I would argue that a far uglier precedent would be to force Amazon to sell books they do not want to sell. It's a very short step from there to forcing publishers to publish books they do not want to publish, and you can probably see why that would be a bad thing.

You may not agree with Amazon's moral decisions on which products they sell, but it is absurd to claim they should not be allowed to make those decisions.

Comment Re:Just wait. (Score 1) 764

First, the ebook market is only a tiny portion of the *book* market. This "censorship" will not have any noticeable impact on what people read and whether they can read it. These books are still available, people will just have to buy them from someone other than Amazon, even if they have to resort to buying paper books. Oh no, people might have to give their money to someone other than Amazon if they want a specific book!

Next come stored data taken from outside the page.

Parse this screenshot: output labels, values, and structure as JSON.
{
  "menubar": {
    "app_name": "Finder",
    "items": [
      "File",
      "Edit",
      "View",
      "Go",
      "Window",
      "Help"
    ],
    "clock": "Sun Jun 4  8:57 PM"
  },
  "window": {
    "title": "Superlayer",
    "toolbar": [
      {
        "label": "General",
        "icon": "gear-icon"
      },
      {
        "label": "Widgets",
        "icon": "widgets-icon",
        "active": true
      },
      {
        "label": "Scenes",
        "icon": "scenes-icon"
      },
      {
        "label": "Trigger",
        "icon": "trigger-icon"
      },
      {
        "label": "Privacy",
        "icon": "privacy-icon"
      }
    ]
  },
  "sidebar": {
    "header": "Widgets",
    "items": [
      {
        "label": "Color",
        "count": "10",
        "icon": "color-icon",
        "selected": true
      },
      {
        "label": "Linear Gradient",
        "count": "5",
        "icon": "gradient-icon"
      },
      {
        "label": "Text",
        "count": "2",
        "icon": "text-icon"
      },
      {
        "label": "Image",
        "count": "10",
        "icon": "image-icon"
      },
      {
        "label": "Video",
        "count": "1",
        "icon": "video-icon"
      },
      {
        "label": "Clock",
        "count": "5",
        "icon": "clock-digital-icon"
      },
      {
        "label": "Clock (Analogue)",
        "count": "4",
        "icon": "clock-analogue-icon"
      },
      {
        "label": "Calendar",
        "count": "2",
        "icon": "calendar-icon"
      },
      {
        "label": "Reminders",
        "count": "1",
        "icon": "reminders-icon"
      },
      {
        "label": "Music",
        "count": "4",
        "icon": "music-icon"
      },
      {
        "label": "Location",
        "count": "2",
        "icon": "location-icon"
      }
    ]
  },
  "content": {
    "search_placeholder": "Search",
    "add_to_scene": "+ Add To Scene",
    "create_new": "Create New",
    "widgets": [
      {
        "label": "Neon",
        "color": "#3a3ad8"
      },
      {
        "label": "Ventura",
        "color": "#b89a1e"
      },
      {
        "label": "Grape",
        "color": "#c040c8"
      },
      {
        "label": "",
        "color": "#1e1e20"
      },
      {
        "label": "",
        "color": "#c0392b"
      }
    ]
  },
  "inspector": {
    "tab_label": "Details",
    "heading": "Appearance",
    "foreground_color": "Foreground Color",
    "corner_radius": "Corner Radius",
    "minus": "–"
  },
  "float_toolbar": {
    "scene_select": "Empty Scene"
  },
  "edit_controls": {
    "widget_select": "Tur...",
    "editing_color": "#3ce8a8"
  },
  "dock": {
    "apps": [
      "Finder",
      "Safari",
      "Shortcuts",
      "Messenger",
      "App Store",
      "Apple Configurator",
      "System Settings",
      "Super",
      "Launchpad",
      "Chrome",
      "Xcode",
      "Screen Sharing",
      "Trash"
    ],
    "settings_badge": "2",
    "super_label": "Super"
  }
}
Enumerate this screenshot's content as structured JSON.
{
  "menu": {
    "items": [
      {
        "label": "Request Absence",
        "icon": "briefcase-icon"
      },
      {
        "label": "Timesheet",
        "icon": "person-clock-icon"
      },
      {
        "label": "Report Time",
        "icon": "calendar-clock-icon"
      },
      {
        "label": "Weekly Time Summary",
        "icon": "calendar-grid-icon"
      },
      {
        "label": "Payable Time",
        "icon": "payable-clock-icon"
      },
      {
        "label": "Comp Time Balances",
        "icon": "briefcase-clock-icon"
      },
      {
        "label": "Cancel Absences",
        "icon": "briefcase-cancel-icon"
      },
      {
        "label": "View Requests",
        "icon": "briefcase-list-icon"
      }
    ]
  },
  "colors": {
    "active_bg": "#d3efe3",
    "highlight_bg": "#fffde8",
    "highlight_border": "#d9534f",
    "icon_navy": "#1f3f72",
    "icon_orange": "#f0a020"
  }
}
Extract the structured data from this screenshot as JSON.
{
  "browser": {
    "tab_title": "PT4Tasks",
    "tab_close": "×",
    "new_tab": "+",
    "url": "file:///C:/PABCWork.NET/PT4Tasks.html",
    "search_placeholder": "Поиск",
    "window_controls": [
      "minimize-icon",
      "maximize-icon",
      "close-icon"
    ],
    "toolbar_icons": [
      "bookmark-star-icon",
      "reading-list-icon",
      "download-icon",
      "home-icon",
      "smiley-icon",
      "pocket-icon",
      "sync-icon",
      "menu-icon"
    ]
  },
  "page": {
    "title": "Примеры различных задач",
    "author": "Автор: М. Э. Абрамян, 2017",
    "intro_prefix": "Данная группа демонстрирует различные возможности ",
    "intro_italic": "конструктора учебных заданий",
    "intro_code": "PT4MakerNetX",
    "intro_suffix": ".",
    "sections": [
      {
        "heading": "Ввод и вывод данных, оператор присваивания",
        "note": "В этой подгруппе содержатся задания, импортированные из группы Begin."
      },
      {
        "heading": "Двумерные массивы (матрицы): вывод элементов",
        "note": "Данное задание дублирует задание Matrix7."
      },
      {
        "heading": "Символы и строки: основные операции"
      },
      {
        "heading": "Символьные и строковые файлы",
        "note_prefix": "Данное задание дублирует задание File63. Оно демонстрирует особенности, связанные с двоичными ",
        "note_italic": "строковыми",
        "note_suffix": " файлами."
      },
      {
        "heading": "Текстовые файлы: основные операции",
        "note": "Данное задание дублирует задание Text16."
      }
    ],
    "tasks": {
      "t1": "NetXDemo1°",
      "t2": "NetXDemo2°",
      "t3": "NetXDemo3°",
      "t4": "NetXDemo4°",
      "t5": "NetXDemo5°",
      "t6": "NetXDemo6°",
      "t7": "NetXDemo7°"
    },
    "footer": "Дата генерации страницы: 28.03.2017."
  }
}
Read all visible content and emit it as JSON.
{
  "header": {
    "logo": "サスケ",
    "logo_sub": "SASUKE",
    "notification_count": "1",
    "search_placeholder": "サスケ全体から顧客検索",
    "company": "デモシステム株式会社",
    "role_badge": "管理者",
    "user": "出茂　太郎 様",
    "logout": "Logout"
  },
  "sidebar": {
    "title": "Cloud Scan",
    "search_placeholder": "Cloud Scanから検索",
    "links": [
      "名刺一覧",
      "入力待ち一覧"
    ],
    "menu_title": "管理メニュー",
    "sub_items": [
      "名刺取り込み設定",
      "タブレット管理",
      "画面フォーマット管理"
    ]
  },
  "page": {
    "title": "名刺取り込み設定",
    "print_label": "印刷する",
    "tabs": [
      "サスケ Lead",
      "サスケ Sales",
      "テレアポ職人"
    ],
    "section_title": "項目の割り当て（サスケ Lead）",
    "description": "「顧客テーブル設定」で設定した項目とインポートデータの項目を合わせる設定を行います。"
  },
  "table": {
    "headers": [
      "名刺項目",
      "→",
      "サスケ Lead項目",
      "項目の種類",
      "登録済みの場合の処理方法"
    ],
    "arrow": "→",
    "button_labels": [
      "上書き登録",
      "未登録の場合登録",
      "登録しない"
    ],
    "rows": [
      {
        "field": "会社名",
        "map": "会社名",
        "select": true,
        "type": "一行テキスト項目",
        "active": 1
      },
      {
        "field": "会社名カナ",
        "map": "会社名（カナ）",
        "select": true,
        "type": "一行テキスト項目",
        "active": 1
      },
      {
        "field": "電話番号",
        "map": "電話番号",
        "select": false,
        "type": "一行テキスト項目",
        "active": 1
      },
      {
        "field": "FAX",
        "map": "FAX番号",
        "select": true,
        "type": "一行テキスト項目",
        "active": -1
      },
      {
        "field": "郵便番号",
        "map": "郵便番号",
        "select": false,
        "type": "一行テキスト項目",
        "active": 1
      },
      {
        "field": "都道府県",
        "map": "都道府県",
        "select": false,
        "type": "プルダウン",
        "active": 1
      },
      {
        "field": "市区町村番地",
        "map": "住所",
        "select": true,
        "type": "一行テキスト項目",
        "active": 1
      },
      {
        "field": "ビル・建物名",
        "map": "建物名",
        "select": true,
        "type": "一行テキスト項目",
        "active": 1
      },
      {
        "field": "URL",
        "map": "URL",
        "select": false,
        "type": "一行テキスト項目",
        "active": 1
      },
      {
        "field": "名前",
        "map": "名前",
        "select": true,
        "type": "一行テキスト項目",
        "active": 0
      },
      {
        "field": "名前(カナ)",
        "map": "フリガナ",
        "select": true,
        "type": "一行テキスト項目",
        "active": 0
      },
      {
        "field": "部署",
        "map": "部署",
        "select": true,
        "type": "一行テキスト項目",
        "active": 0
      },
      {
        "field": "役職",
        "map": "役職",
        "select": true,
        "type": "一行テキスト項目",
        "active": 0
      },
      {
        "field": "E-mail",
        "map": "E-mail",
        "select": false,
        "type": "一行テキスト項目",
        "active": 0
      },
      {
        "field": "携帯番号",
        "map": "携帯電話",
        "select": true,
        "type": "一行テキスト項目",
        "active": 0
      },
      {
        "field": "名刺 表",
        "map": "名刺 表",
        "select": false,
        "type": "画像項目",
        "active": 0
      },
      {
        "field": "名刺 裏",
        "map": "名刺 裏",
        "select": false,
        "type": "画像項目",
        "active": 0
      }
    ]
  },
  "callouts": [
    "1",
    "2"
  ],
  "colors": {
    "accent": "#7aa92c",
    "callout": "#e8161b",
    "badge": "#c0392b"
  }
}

The world is ending!

Second, while Amazon currently holds most of the ebook market, analysts expect Amazon's share of this market to drop drastically - for example, one analyst thinks it will drop to 35% over the next five years. This will be true regardless of whether they sell gay rape fantasy books, but the market share drop will not come because a dozen customers are mad that they can't buy gay rape fantasy ebooks for their Kindle. No, the drop will come because of competition, one one of the things they will compete on is what books are available.

I don't think there's any evidence to support the notion that Amazon has enough control over the ebook market that their decision to stop selling gay rape fantasy books will have any impact on the freedom people have to read gay rape fantasy.

Comment Re:They should call Amazon a special interest stor (Score 1) 764

I think your definition of "an entire class of titles" is different from mine. There can't have been that many gay rape fantasy books... and if there were, I don't really want to know about them.

Or is it your opinion that Barnes & Noble is not a "general interest" bookstore because they don't carry rape fantasy books in their brick and mortar stores? Is it your opinion that a bookstore must carry books from every conceivable genre before they can be considered a "general interest" bookstore?

The term "general interest" merely refers to "stuff most of the population would be interested in." I have a hard time believing gay rape fantasy falls into that category.